Am Freitagabend sprach der betagte Kardinal Walter Brandmüller auf der Tagung, der die Gesellschaft für Konziliengeschichtsforschung 1973 als Professor mitbegründet hatte. Wer sich mit Konziliengeschichte beschäftige, so meinte der ehemalige Präsident des Päpstlichen Komitees für Geschichtswissenschaft, dürfe sich nicht nur für politische, soziale oder kulturelle Aspekte interessieren, sondern müsse die Konzilien vor allem als "theologische Größe" wahrnehmen.

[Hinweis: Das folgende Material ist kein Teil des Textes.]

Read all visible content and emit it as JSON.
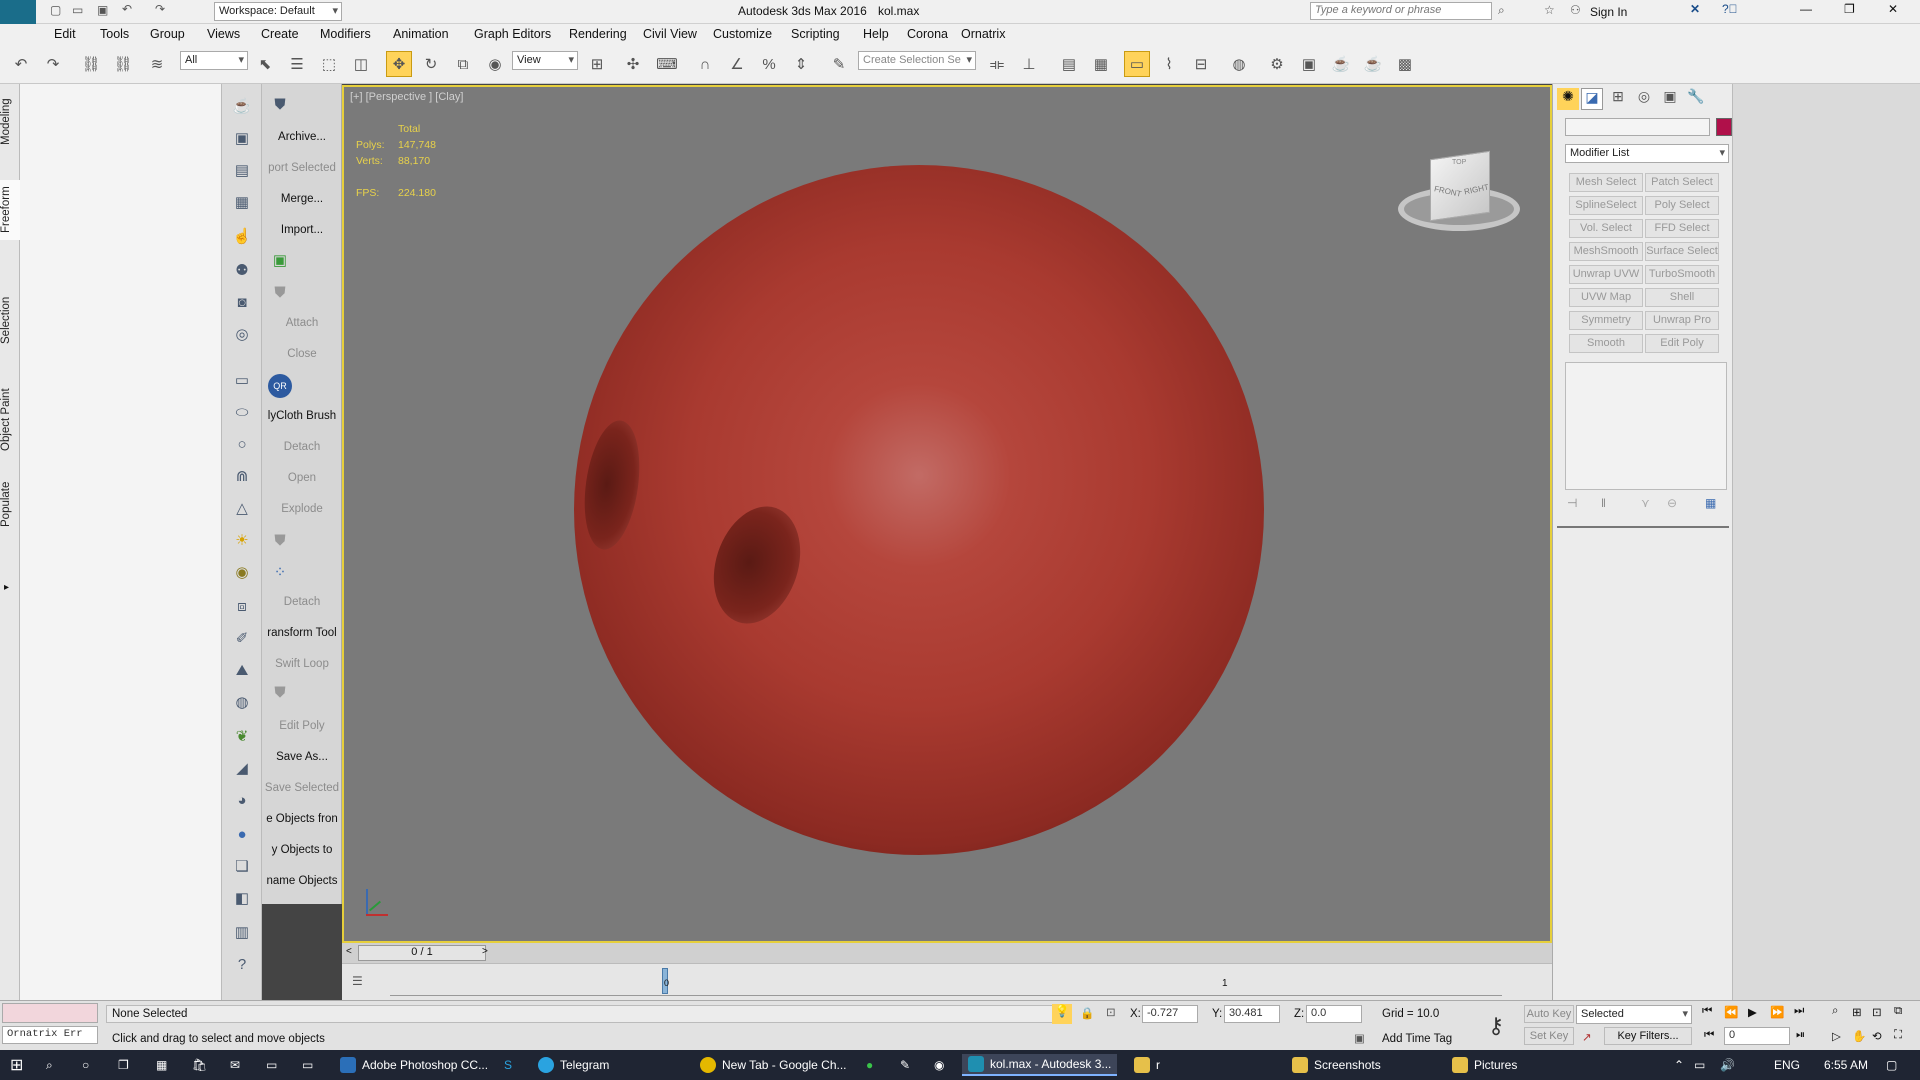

Konzilien hätten die Aufgabe, "Klärungen, Vertiefungen und Anwendungen" des Überlieferten zu formulieren. Das "eigentliche Wesen von Konzilien" sei es, den "Glauben der Väter" zu empfangen und "weiterzugeben". Dieses "eigentliche Wesen", so zeigte indes die Tagung, ist angesichts der heftigen Auseinandersetzungen und teils grotesken Austragung von Konflikten bei Konzilien nicht immer leicht zu erkennen.